Alex Gallego, founder of Redpanda, reached out to us and we started experimenting with Tremor and Redpanda in this repo: github.com/tremor-rs/tremor-redpanda

Setting up Tremor and Redpanda

So, let’s get our hands dirty and actually connect Redpanda and tremor in a real-world project.

We have prepared a fully equipped workshop for this occasion. Give it a shot here if you are impatient.

Tremor can flexibly act as a Redpanda/Kafka consumer or producer, make use of auto-commit for offset management or manually commit when events are completely handled by the tremor pipeline. Here we are configuring Tremor only committing offsets when events have been successfully handled.

onramp:
- id: redpanda-in
type: kafka
codec: json
config:
brokers:
- redpanda:9092
topics:
- tremor
group_id: redpanda_es_correlation
retry_failed_events: false
rdkafka_options:
enable.auto.commit: false

This tremor application is reporting success or failure of ingesting the received events into elasticsearch via another Redpanda topic. Configuring this is also straightforward, here we have a Redpanda consumer ready for copy-pasting:

offramp:
- id: redpanda-out
type: kafka
codec: json
config:
group_id: tremor-in
brokers:
- redpanda:9092
topic: tremor

Here you go. A fully working setup for orchestrating document ingestion with Redpanda delivering the documents and receiving acknowledgements. For more details check out this Redpanda recipe on our website.

Tremor is designed to be robust when faced with high volumetric data streams. It comes with batteries included for traffic shaping, QoS and data distribution. With those tremor can guarantee at-least-once message delivery. We try to reduce CPU and memory footprint for a given workload and at the same time provide a “just works” experience for operators. And we think we found a soulmate project in Redpanda.

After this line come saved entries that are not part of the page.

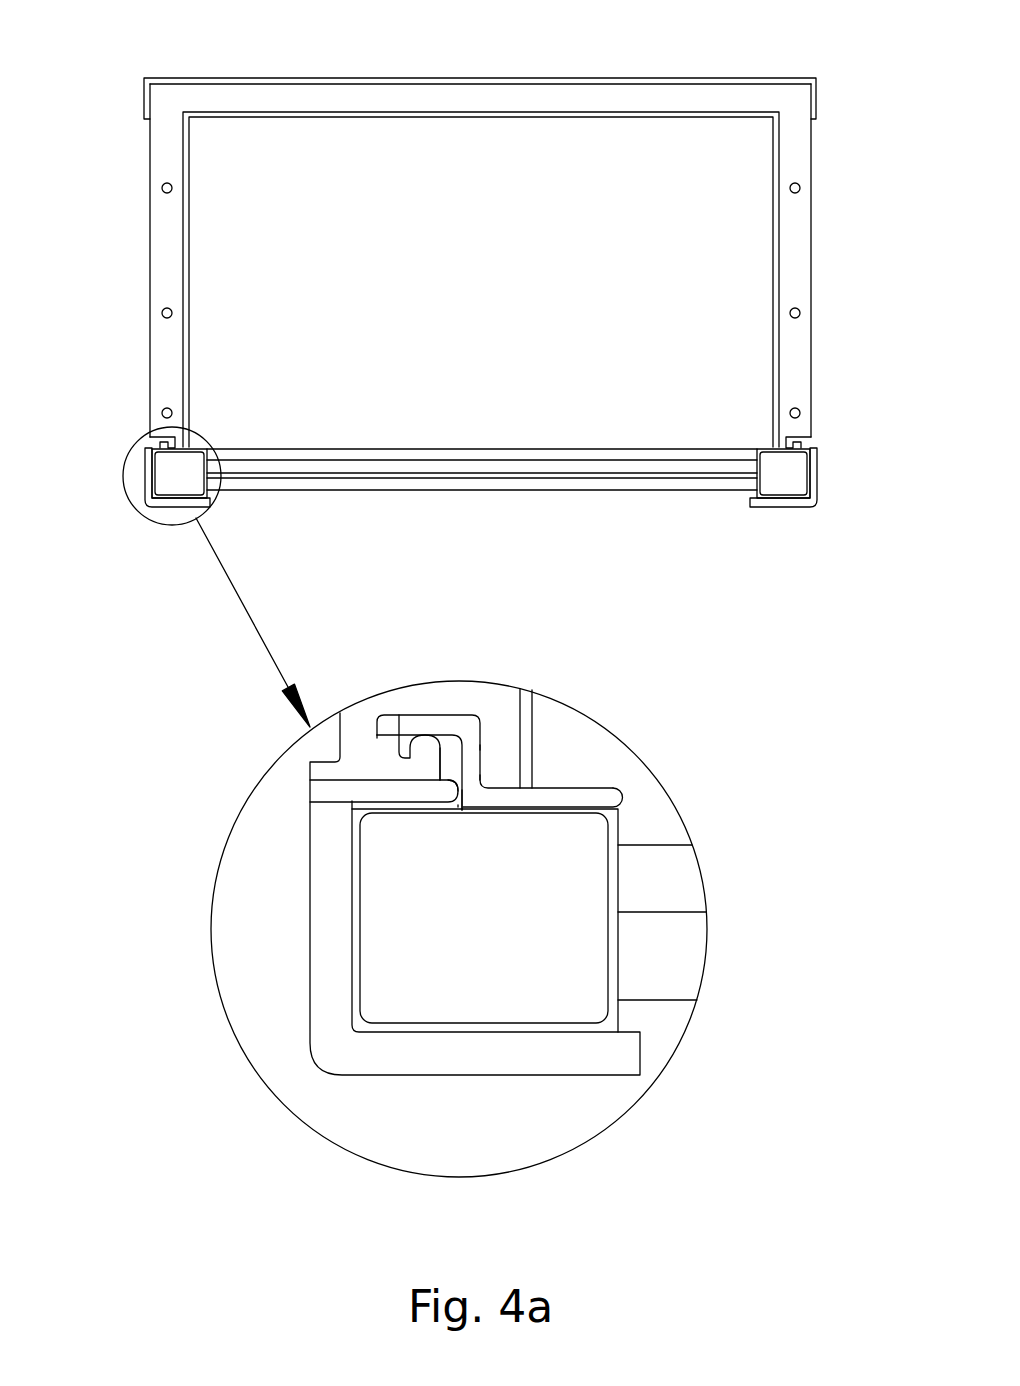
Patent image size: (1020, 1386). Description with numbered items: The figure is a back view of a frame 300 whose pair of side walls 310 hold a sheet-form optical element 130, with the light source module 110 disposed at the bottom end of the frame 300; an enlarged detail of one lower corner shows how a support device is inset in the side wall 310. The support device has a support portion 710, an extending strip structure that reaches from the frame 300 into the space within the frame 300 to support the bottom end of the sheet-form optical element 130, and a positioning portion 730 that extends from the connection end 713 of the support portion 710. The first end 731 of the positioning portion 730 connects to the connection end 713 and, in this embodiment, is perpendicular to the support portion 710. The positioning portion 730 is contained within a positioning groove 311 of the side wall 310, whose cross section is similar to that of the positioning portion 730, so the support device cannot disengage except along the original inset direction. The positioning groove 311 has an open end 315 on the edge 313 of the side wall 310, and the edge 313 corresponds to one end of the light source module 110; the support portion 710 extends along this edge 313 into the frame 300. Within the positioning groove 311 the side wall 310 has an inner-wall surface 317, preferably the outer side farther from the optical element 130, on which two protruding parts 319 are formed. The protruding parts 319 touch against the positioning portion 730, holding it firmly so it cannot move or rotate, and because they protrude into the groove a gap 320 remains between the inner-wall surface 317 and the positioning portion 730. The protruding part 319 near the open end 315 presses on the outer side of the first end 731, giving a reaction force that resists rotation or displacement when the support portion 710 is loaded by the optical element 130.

The frame 300 is at (362, 100).
The sheet-form optical element 130 is at (515, 160).
The side wall 310 is at (160, 245).
The light source module 110 is at (565, 483).
The positioning groove 311 is at (433, 738).
The edge 313 is at (353, 803).
The open end 315 is at (477, 800).
The inner-wall surface 317 is at (398, 720).
The protruding part 319 is at (452, 738).
The gap 320 is at (384, 747).
The support portion 710 is at (593, 800).
The connection end 713 is at (458, 805).
The positioning portion 730 is at (472, 747).
The first end 731 is at (472, 777).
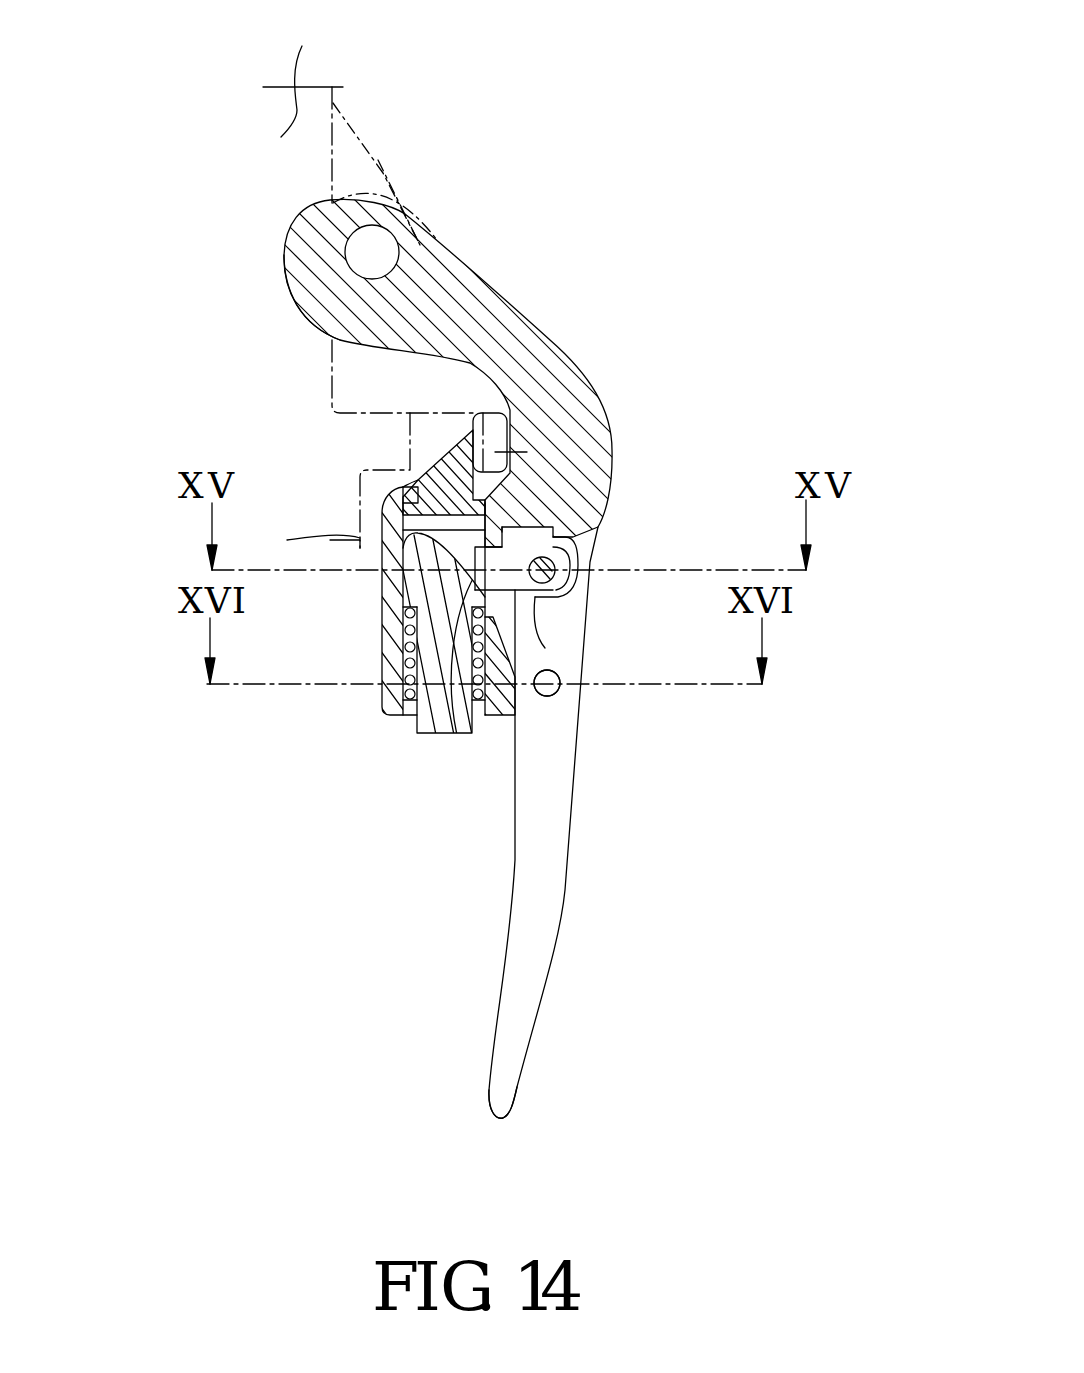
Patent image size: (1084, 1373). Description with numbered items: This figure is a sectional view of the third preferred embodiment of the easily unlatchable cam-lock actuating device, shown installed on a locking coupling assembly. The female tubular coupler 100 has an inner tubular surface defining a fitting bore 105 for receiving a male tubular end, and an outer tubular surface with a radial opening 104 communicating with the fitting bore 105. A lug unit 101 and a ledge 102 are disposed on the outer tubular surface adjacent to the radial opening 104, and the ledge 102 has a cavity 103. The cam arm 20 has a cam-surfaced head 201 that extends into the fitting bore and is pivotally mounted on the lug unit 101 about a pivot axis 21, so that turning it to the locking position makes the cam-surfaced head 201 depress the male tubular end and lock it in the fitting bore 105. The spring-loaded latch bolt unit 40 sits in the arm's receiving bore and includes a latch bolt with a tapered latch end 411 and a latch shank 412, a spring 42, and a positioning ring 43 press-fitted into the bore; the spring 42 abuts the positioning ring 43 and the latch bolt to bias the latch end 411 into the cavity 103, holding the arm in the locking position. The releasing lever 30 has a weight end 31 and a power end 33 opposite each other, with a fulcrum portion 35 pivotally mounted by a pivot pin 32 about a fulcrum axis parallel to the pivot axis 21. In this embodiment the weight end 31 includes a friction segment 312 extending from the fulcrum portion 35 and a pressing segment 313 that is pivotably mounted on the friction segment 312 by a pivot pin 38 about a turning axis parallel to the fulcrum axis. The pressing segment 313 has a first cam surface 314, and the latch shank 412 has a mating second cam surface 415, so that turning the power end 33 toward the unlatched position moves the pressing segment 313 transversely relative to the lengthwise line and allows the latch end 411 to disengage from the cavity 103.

The cam arm 20 is at (598, 333).
The pivot axis 21 is at (383, 253).
The cam-surfaced head 201 is at (298, 260).
The female tubular coupler 100 is at (350, 113).
The lug unit 101 is at (383, 163).
The radial opening 104 is at (417, 200).
The fitting bore 105 is at (303, 70).
The cavity 103 is at (610, 437).
The ledge 102 is at (527, 452).
The latch end 411 is at (445, 418).
The latch shank 412 is at (427, 727).
The second cam surface 415 is at (360, 538).
The spring-loaded latch bolt unit 40 is at (395, 730).
The spring 42 is at (403, 650).
The positioning ring 43 is at (403, 700).
The first cam surface 314 is at (430, 722).
The releasing lever 30 is at (585, 882).
The weight end 31 is at (620, 563).
The friction segment 312 is at (563, 633).
The pressing segment 313 is at (517, 553).
The pivot pin 32 is at (552, 693).
The fulcrum portion 35 is at (640, 703).
The pivot pin 38 is at (545, 648).
The power end 33 is at (504, 1104).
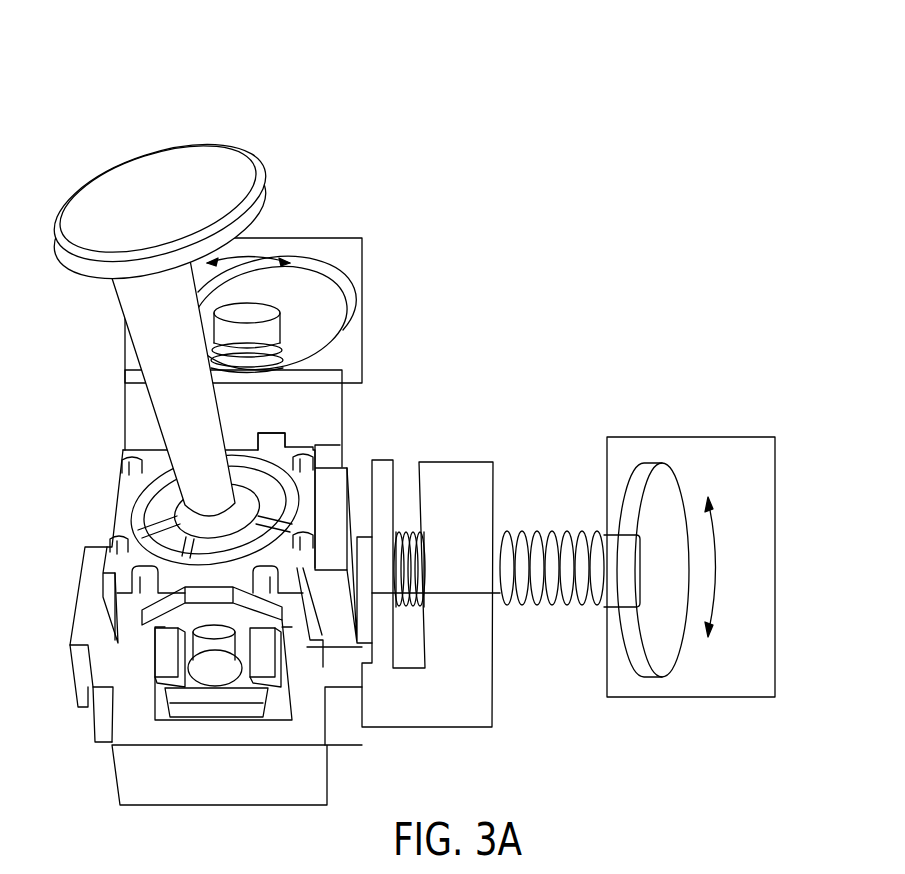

And most importantly, it is working like a charm. In fact we just dropped in Redpanda and expected some hours of troubleshooting, but this hope was cut short by a smooth transition:

104_redpanda_elastic_correlation-tremor_out-1     | 2021-12-10T15:17:01.828694200+00:00 INFO tremor_runtime::system - Binding onramp tremor://localhost/onramp/redpanda-in/01/out
104_redpanda_elastic_correlation-tremor_out-1 | 2021-12-10T15:17:01.830056300+00:00 INFO tremor_runtime::source::kafka - [Source::tremor://localhost/onramp/redpanda-in/01/out] Starting kafka onramp
104_redpanda_elastic_correlation-tremor_out-1 | 2021-12-10T15:17:01.831848100+00:00 INFO tremor_runtime::source::kafka - [Source::tremor://localhost/onramp/redpanda-in/01/out] Subscribing to: ["tremor"]
104_redpanda_elastic_correlation-tremor_out-1 | 2021-12-10T15:17:01.832735600+00:00 INFO tremor_runtime::source::kafka - [Source::tremor://localhost/onramp/redpanda-in/01/out] Subscription initiated...
104_redpanda_elastic_correlation-tremor_out-1 | 2021-12-10T15:17:01.833342+00:00 INFO tremor_runtime::onramp - Onramp tremor://localhost/onramp/redpanda-in/01/out started.
104_redpanda_elastic_correlation-tremor_out-1 | 2021-12-10T15:17:01.828694200+00:00 INFO tremor_runtime::system - Binding onramp tremor://localhost/onramp/redpanda-in/01/out
104_redpanda_elastic_correlation-tremor_out-1 | 2021-12-10T15:17:01.830056300+00:00 INFO tremor_runtime::source::kafka - [Source::tremor://localhost/onramp/redpanda-in/01/out] Starting kafka onramp
104_redpanda_elastic_correlation-tremor_out-1 | 2021-12-10T15:17:01.831848100+00:00 INFO tremor_runtime::source::kafka - [Source::tremor://localhost/onramp/redpanda-in/01/out] Subscribing to: ["tremor"]
104_redpanda_elastic_correlation-tremor_out-1 | 2021-12-10T15:17:01.832735600+00:00 INFO tremor_runtime::source::kafka - [Source::tremor://localhost/onramp/redpanda-in/01/out] Subscription initiated...
104_redpanda_elastic_correlation-tremor_out-1 | 2021-12-10T15:17:01.833342+00:00 INFO tremor_runtime::onramp - Onramp tremor://localhost/onramp/redpanda-in/01/out started.
...

Both in terms of operator friendliness and performance we root for Redpanda.

We started using it in our integration test suite, so users can be 100% sure Redpanda connectivity just works.